JAKARTA - Pengembang rumah yang tergabung dalam Real Estat Indonesia (REI) berharap sanksi yang terdapat dalam aturan pembangunan hunian berimbang 1:2:3 untuk ditiadakan.
Peraturan tersebut tercantum dalam Undang-undang (UU) Nomor 1 tahun 2011 dan Peraturan Menteri (Permen) Nomor 7 Tahun 2013 yang digunakan sebagai acuan untuk menerapkan kebijakan pembangunan hunian berimbang.
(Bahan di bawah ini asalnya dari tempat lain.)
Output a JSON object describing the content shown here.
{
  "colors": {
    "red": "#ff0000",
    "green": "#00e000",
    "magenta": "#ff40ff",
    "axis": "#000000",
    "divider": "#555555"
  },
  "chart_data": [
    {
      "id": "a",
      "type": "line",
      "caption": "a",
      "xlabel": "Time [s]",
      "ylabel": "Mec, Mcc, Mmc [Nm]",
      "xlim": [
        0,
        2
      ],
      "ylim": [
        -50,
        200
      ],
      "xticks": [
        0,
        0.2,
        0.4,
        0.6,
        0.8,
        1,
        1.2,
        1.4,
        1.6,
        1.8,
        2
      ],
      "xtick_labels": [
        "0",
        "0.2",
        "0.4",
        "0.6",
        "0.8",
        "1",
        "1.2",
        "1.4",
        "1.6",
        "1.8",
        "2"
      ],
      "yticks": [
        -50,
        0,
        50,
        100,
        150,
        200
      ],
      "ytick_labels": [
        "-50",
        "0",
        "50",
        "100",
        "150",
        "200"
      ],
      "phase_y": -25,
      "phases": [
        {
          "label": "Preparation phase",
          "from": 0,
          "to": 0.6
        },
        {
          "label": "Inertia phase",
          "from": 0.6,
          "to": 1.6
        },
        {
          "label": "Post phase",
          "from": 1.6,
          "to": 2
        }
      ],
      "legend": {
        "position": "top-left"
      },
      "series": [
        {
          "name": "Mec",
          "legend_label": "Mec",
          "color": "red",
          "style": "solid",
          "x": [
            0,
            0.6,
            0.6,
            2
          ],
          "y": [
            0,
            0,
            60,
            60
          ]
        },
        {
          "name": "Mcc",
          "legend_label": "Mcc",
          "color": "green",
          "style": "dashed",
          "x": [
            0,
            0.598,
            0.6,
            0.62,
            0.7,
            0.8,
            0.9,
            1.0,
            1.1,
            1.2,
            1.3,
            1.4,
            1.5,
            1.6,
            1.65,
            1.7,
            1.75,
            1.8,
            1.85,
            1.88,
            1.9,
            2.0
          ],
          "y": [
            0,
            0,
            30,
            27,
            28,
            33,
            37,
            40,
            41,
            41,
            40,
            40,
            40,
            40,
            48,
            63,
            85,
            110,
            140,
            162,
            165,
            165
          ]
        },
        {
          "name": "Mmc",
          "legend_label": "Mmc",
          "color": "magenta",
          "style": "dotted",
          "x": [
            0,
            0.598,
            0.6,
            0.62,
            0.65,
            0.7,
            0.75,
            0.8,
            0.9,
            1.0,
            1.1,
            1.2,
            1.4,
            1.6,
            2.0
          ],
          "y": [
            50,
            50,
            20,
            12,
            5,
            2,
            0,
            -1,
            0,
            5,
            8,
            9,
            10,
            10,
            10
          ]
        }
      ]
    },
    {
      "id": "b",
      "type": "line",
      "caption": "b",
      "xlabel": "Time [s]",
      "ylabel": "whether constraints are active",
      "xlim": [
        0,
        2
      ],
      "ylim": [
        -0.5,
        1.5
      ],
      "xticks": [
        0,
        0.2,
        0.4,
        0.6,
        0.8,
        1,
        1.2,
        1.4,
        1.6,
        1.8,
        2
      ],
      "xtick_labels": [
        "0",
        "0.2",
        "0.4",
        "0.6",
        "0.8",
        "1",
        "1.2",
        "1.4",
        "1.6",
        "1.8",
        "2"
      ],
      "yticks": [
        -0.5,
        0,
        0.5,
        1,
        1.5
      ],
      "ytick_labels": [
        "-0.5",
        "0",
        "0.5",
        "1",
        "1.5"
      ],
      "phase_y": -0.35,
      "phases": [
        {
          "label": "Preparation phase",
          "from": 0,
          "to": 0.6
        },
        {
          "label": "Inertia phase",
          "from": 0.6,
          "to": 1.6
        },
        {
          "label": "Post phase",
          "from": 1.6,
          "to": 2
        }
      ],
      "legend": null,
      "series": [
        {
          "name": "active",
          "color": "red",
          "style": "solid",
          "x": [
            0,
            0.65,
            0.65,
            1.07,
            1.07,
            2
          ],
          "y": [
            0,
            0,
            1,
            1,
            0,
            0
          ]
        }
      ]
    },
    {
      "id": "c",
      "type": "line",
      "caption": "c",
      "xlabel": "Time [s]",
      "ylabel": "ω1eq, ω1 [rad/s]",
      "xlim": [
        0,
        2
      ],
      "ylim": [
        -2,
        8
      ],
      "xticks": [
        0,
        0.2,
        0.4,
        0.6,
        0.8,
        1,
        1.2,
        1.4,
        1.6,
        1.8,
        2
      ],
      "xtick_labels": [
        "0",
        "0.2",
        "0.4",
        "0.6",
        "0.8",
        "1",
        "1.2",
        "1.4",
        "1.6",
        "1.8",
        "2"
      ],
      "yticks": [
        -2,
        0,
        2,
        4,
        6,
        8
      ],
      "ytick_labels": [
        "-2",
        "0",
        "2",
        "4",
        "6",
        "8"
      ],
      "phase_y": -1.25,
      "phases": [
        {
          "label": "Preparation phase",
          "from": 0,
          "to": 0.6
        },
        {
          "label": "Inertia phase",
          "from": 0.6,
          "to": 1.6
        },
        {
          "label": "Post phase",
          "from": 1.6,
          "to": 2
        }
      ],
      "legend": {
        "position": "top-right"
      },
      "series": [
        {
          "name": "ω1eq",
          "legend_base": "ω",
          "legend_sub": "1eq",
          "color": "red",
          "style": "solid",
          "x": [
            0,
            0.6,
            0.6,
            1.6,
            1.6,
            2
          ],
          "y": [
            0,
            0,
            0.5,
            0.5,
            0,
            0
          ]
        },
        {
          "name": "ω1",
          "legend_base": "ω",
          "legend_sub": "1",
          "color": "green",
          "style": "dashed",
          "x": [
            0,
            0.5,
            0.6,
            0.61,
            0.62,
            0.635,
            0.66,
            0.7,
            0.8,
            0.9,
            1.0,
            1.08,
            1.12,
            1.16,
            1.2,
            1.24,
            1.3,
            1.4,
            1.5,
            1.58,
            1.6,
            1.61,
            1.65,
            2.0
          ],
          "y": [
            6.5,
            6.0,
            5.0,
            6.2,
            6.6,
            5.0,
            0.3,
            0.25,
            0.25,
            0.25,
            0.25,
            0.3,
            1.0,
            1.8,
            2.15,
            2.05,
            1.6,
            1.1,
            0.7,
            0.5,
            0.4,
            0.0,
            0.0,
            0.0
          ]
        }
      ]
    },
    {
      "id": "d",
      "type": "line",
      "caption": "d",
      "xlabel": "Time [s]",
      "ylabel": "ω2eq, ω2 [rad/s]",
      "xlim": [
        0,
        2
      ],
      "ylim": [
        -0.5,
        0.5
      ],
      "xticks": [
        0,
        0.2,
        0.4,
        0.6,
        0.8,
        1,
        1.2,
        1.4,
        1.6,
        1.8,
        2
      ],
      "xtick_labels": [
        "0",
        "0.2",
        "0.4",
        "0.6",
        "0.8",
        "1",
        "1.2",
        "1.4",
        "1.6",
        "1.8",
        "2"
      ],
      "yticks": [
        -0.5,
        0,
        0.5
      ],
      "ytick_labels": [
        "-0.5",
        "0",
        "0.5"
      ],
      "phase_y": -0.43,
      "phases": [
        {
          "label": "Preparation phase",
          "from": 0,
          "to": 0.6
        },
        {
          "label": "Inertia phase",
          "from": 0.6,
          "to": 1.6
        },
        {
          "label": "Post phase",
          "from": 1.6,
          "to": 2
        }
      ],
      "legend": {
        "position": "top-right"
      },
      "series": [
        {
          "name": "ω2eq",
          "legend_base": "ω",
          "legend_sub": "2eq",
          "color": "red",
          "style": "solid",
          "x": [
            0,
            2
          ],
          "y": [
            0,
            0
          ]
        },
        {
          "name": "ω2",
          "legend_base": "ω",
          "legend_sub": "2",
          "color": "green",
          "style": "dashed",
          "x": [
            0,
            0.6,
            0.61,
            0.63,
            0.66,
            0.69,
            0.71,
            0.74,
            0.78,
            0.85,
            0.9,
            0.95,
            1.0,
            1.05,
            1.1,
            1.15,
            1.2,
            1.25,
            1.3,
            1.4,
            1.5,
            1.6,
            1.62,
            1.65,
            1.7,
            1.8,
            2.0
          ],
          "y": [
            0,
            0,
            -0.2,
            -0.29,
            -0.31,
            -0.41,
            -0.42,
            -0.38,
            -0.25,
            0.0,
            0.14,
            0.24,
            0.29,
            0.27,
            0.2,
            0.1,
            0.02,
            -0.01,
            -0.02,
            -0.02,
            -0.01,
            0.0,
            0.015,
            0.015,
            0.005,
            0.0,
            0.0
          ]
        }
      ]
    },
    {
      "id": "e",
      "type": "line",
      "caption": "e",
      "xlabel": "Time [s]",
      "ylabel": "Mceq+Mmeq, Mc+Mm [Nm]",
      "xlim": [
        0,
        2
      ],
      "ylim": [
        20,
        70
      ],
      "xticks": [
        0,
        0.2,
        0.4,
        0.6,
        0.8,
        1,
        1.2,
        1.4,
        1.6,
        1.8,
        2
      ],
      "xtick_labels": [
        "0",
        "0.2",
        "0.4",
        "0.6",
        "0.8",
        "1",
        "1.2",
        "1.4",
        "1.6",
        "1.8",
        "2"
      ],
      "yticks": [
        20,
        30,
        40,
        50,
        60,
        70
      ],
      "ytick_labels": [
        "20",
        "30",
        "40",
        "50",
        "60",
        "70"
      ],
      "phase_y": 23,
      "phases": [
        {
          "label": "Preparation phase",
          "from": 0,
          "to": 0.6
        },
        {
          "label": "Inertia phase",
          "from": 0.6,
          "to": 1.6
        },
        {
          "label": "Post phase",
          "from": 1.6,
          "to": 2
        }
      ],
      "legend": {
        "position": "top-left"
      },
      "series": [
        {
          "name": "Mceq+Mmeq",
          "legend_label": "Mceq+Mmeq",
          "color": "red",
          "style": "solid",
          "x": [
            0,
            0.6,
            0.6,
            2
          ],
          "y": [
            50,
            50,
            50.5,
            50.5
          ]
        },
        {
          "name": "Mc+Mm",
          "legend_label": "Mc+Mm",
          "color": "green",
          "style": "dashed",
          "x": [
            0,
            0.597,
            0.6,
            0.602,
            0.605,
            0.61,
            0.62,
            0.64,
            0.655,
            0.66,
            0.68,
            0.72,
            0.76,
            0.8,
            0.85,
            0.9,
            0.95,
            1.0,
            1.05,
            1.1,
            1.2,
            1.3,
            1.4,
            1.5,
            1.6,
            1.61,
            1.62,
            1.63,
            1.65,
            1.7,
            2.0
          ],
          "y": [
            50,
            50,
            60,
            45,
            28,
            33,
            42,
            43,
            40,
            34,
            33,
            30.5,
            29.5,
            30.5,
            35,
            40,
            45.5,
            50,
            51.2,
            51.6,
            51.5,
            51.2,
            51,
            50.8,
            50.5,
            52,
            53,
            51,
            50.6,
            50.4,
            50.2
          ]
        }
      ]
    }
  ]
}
Yang menjadi persoalan adalah adanya 1:2:3 di hamparan yang sama, yang artinya pengembang yang membangun 1 hunian mewah, harus membangun 2 unit rumah sederhana, 3 rumah bagi masyarakat berpenghasilan rendah. Tentunya memilihi harga bisnis yang berbeda.
Menurut Wakil Ketua Umum REI Sammy Luntungan, peraturan tersebut sebetulnya baik, agar kebutuhan perumahan dapat terpenuhi. Namun menurutnya PP tersebut susah untuk dilaksanakan.
"Faktnya kami bekerja sama dalam memenuhi kebutuhan rumah. Tetapi tidak perlu ada sanki kita kan maunya membantu," ujar Sammy, dalam acara IDX Channel, Selasa (21/6/2016).